[Xapian-devel] QueryParser and utf-8 strings

Olly Betts olly at survex.com
Fri Dec 9 17:17:53 GMT 2005

On Fri, Dec 09, 2005 at 11:50:35AM +0100, Radovan Garabik wrote:
> since most of the characters above 0x80 are meant as letters, only with 
> very few exceptions (non breaking spaces and punctuation, and 
> people generally do not write queries using these characters).

Users typically won't type them, but pasted text can easily include
non-ASCII apostrophes and hyphens, even for English queries.

> Of course, the same effect can be achieved by modifying is_tab.

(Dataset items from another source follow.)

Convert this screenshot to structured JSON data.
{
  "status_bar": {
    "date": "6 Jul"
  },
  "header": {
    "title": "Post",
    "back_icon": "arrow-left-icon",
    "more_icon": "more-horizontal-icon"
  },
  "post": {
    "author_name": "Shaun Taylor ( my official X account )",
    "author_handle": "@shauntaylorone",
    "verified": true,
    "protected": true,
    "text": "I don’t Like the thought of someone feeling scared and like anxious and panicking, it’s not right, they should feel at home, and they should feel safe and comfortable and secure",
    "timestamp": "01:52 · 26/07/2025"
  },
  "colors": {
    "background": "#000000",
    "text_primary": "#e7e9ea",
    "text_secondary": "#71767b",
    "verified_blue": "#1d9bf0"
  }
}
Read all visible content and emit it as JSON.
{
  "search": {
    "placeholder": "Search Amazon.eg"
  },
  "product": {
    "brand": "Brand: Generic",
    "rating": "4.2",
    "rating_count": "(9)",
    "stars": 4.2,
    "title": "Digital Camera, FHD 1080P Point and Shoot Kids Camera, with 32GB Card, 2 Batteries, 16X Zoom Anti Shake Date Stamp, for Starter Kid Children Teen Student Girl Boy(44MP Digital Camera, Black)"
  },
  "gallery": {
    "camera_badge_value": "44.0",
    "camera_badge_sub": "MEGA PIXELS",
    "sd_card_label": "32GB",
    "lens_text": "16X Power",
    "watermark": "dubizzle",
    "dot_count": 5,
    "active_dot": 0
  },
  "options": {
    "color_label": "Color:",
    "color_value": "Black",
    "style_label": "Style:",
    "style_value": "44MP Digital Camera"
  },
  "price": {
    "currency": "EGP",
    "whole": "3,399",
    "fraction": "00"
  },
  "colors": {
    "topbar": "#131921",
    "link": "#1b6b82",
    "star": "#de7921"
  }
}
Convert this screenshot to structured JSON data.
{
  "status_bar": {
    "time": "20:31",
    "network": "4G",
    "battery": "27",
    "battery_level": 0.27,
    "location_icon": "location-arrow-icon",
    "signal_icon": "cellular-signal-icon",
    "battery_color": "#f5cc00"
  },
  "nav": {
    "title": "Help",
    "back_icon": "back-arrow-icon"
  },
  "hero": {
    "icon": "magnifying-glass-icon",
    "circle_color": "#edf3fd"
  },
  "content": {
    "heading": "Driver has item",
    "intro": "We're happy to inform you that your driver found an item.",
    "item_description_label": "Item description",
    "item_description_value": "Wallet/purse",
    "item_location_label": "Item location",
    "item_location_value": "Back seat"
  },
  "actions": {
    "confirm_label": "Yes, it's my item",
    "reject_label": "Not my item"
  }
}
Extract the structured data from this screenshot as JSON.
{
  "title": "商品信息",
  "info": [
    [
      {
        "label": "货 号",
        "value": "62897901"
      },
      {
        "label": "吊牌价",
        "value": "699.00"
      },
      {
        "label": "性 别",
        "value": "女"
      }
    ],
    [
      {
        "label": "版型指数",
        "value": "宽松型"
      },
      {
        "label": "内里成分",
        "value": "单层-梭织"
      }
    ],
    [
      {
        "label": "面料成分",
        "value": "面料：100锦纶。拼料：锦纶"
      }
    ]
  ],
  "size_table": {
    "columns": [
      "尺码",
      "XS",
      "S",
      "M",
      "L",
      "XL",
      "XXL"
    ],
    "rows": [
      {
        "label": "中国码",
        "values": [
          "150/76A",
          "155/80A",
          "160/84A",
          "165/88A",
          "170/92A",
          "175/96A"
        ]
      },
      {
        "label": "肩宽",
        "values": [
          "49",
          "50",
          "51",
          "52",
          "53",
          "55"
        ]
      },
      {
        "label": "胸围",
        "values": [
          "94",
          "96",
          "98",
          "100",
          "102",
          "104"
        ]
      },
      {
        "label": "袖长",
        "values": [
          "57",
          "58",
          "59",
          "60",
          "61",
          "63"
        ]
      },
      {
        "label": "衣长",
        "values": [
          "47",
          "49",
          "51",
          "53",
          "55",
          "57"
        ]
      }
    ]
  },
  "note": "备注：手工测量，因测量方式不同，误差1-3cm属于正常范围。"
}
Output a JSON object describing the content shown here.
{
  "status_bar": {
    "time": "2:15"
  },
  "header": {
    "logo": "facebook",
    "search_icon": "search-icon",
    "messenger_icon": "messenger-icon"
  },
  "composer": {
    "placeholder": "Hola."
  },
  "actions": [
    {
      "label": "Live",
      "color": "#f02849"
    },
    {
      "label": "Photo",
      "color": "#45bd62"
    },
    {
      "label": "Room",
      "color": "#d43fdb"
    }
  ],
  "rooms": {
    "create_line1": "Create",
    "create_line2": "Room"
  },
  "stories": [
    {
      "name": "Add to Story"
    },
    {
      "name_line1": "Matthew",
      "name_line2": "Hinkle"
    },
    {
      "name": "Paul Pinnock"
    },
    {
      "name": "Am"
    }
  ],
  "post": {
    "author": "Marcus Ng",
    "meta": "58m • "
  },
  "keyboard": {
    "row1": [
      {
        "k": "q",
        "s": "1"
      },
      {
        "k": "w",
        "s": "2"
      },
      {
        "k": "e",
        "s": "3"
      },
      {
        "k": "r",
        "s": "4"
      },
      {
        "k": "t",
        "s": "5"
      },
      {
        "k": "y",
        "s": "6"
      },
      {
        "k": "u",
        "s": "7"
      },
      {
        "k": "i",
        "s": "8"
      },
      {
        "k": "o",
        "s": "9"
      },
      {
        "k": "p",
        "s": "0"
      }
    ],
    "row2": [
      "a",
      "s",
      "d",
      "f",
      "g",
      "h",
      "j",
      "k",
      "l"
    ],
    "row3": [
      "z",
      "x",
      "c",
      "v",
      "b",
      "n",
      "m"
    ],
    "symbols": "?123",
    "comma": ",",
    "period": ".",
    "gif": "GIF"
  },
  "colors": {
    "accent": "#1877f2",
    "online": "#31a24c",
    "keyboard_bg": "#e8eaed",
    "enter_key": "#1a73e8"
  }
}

The gmane index is utf-8 - here's the patch I use for the queryparser


I'm intending to integrate this patch, but it really needs utf-8
stemming which means I need to upgrade the version of snowball we
use (the gmane index currently doesn't use stemming so this isn't
a problem there).  Upgrading snowball is worth doing anyway, but means
there's more to do.

I'm currently working on producing 0.9.3 which is mainly a bug-fix
release.  I suspect after that we'll go for 1.0.0 with this in.

> I would suggest to make transliteration optional (or if not, remove it,
> since it makes more harm than benefit)

That seems to be the consensus (and any transliterations which are
worthwhile should be folded into the stemmers).

> and to consider
> all the chars above 0x80 to be letters (at least there is no
> better solution unless full Unicode support is implemented, and THAT is
> probably not worth the effort)

I tend to think it's worth doing this properly - there are libraries we
can use which implement the unicode equivalent of "isalnum()" and friends
so it's very little extra work to get it right.